A revelation to me when entering this industry was that plastic bottles were recycled into fiber that is used to manufacture clothing. Plastic water and soda bottles are typically made of a type of plastic called polyethylene terephthalate (PET or PETE), indicated by a number one inside the chasing arrow symbol typically located on the bottom of a container. PET is the most common resin of the polyester family. And, when peopled discard empty plastic bottles by tossing them into recycling bins, these recyclables are referred to as post-consumer waste in the industry.
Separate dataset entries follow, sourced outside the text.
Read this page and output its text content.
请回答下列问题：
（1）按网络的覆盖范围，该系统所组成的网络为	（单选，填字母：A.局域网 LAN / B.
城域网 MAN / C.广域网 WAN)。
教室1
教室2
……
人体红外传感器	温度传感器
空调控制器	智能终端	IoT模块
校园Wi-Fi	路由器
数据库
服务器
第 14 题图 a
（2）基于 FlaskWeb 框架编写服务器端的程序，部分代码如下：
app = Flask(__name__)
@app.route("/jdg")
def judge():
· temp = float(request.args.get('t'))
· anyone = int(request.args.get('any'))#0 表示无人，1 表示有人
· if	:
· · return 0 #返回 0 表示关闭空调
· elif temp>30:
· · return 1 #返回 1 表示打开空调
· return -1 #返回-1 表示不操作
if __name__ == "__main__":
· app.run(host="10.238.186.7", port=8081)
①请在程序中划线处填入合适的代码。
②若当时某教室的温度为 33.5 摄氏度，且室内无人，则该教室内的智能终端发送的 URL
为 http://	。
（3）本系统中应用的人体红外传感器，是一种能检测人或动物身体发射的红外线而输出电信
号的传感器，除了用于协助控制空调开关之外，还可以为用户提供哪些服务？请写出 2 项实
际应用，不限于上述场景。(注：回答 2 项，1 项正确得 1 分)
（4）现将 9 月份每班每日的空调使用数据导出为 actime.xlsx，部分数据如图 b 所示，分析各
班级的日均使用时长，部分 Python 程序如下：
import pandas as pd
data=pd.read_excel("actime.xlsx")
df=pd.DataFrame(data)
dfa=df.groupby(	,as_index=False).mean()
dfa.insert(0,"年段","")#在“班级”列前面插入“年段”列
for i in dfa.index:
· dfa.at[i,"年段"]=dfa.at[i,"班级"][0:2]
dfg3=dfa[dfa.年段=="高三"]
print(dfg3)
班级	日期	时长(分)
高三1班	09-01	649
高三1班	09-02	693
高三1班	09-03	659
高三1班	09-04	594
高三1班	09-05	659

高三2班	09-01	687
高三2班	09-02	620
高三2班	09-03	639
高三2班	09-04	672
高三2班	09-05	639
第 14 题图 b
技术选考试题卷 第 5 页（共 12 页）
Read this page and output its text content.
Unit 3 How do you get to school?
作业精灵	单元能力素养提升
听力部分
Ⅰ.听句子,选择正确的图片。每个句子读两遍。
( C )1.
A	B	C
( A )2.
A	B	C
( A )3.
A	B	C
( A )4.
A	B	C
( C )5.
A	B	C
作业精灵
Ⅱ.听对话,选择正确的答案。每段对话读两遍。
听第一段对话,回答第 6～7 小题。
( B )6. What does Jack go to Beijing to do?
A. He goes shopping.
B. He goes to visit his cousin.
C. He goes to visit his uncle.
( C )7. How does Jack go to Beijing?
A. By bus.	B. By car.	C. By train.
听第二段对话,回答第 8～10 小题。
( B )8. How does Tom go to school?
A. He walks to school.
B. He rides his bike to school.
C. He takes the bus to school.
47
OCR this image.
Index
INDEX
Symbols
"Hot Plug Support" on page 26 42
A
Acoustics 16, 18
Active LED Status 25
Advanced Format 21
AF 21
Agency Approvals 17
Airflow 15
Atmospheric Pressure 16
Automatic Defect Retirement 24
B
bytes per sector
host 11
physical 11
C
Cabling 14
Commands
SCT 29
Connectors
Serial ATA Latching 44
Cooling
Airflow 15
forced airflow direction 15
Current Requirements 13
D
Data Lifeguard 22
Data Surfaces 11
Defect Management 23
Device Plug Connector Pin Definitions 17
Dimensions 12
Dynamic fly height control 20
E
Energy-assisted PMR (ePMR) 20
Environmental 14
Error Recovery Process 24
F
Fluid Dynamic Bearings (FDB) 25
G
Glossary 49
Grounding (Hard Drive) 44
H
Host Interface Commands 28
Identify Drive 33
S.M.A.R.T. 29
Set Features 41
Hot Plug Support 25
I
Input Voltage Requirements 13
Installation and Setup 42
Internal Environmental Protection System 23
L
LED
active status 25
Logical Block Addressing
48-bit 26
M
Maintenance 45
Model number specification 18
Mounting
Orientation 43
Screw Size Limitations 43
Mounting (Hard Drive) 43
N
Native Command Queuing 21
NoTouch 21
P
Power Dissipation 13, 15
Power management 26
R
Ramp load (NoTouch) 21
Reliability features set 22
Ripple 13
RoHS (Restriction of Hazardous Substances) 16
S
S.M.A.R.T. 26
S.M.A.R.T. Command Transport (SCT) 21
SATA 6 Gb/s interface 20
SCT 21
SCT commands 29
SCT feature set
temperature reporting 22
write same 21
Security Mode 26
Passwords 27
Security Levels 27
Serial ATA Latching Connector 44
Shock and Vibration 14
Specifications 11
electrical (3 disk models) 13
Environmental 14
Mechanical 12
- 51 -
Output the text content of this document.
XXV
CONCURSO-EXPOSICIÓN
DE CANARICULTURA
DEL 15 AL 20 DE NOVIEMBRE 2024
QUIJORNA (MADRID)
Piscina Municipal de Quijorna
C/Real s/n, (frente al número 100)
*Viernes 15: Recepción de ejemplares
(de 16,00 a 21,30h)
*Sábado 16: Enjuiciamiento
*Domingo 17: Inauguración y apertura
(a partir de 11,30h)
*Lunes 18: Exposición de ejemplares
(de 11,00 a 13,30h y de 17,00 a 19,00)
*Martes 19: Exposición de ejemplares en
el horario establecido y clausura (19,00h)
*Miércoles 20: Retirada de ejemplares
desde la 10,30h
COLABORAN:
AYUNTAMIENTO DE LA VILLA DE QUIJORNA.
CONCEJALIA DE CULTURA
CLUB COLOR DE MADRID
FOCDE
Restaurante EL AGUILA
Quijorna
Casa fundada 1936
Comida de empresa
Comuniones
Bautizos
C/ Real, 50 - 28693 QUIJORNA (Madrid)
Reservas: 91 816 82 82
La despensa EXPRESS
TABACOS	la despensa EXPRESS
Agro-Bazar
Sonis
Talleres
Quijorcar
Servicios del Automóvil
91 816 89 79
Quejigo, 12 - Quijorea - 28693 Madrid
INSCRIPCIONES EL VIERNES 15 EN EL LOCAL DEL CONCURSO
Post-consumer PET plastic bottles are shredded into small pieces called flake, which is cleaned then melted into small plastic pellets. These polyester pellets are spun into fiber for filling jackets or yarn for making apparel. Watch this 5 minute video to see how plastic bottles get turned into polyester for clothing: https://www.youtube.com/watch?v=zyF9MxlcItw
Today, graduates from over 1,000 higher education institutions are wearing graduation gowns made from recycled content. Each gowns uses 23-27 PET bottles. So, next time you wonder if your recycling efforts make a difference, know that each bottle consumed can have a better after-consumption purpose versus being buried in a landfill for hundreds of years.
To all those graduating this season, highest honor goes to students wearing and companies manufacturing caps and gowns made from post-consumer PET!